During her first year teaching at Lake City High School in rural South Carolina, Patsy Williamson was approached by a student in her environmental and marine science class. He was writing about the local beaches and couldn’t figure out when visitors should go. Williamson suggested he draw on his own experience. “I said, ‘You’ve been to the beach and seen all the jellyfish, haven’t you?’” The boy looked back blankly. “He said, ‘No, ma’am. I’ve never been to the beach.’”
“I was dumbstruck,” says Williamson, a long-time teacher who was a newcomer to rural schools. “He lives 50 miles from the Atlantic Ocean. ...That’s poverty. It’s not lack of motivation. It’s just poverty.”
Students in rural areas are often separated from their urban and suburban counterparts by more than just distance. Many live in communities that have faced decades of decline in the agricultural and manufacturing industries, and they grow up without money or opportunities. It can put them at a disadvantage in school—about half the children in rural schools fail to meet federal reading and math proficiency goals—and later, when they are choosing a college or a career.

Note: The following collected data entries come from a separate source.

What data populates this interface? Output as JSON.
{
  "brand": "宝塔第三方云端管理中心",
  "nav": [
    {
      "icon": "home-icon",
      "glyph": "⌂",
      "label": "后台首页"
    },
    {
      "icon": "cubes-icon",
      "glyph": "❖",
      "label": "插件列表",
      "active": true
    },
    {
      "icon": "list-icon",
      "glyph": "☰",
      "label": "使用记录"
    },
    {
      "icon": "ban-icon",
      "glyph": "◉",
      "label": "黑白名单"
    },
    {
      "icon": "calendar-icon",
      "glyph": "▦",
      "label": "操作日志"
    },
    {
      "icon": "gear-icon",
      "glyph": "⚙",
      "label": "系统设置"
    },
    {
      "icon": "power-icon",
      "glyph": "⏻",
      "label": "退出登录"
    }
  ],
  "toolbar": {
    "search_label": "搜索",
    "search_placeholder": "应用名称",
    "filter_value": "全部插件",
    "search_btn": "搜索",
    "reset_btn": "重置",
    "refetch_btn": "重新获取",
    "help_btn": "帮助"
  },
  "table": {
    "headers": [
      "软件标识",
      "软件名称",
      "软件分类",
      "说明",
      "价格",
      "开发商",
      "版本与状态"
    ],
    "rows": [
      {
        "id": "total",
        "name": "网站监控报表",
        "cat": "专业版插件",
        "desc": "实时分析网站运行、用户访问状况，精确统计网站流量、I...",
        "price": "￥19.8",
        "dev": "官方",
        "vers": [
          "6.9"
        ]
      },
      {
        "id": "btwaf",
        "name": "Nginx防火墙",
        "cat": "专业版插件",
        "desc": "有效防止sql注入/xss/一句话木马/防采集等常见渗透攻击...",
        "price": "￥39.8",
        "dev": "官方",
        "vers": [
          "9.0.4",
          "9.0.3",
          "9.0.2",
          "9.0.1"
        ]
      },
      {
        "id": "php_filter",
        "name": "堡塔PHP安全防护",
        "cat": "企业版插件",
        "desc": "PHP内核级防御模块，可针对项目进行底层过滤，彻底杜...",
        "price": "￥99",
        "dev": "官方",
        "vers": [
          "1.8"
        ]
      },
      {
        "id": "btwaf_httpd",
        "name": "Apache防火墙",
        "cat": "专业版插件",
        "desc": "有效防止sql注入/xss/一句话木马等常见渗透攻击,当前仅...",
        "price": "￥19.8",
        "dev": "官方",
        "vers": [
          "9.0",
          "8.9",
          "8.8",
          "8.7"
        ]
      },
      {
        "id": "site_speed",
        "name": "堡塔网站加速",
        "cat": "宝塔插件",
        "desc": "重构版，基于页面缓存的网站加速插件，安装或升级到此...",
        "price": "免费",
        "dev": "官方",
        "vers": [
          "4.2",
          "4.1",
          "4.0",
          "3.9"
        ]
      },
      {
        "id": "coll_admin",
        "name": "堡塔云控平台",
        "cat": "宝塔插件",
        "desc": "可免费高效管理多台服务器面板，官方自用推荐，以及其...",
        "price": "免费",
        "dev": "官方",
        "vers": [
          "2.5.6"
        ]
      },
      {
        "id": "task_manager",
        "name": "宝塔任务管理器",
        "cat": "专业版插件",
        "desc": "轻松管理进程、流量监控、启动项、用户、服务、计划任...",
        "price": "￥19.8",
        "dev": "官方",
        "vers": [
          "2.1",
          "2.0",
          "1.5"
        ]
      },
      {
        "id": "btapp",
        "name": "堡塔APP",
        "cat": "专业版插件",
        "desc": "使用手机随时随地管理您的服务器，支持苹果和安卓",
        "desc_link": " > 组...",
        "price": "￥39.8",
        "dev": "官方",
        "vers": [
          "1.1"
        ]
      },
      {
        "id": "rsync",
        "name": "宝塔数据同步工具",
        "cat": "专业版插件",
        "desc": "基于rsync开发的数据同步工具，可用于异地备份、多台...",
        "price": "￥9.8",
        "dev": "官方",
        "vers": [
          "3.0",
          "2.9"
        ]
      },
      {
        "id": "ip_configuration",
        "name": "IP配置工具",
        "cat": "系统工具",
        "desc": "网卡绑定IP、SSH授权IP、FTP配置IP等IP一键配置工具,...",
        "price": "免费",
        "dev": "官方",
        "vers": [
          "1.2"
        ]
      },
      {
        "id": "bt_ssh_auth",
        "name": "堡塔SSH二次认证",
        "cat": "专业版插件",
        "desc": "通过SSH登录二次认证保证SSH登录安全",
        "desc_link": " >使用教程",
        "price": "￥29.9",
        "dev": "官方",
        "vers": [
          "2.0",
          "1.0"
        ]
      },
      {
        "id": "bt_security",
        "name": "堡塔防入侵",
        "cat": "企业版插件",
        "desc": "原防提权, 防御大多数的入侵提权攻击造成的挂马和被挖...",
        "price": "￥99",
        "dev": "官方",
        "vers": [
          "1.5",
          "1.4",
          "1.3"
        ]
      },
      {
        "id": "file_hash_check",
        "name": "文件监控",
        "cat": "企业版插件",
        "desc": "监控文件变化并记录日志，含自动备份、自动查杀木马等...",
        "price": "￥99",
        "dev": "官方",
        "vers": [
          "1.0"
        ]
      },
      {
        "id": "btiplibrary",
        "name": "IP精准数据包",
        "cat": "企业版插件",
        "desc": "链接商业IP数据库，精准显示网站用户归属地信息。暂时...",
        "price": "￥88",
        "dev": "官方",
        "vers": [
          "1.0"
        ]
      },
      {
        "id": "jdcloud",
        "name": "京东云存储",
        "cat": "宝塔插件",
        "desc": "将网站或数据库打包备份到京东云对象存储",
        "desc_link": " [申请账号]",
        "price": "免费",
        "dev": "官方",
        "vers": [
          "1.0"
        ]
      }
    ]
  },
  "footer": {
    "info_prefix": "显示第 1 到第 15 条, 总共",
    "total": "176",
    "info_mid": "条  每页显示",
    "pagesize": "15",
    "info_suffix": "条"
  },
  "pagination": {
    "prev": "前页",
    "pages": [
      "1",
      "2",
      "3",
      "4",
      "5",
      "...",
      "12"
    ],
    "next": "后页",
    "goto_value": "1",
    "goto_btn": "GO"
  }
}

That’s why many of HHMI’s science education grantees are focusing their outreach efforts on teachers and students from rural schools. Because long-distance travel is often out of the question, they are sending curricula and materials to rural teachers and finding research experiences within the rural communities.
“We recognize that it doesn’t do any good to tell rural teachers to take their kids to a great museum or somewhere else that would only be accessible in a city. There are special needs in a rural community,” says Robin Fuchs-Young, who directs an educational program at the University of Texas MD Anderson Cancer Center campus in Smithville, Texas, that focuses, in part, on rural schools. “We realized we could not only help provide resources for our rural community but also work on building a model that better meets the needs of rural school systems.”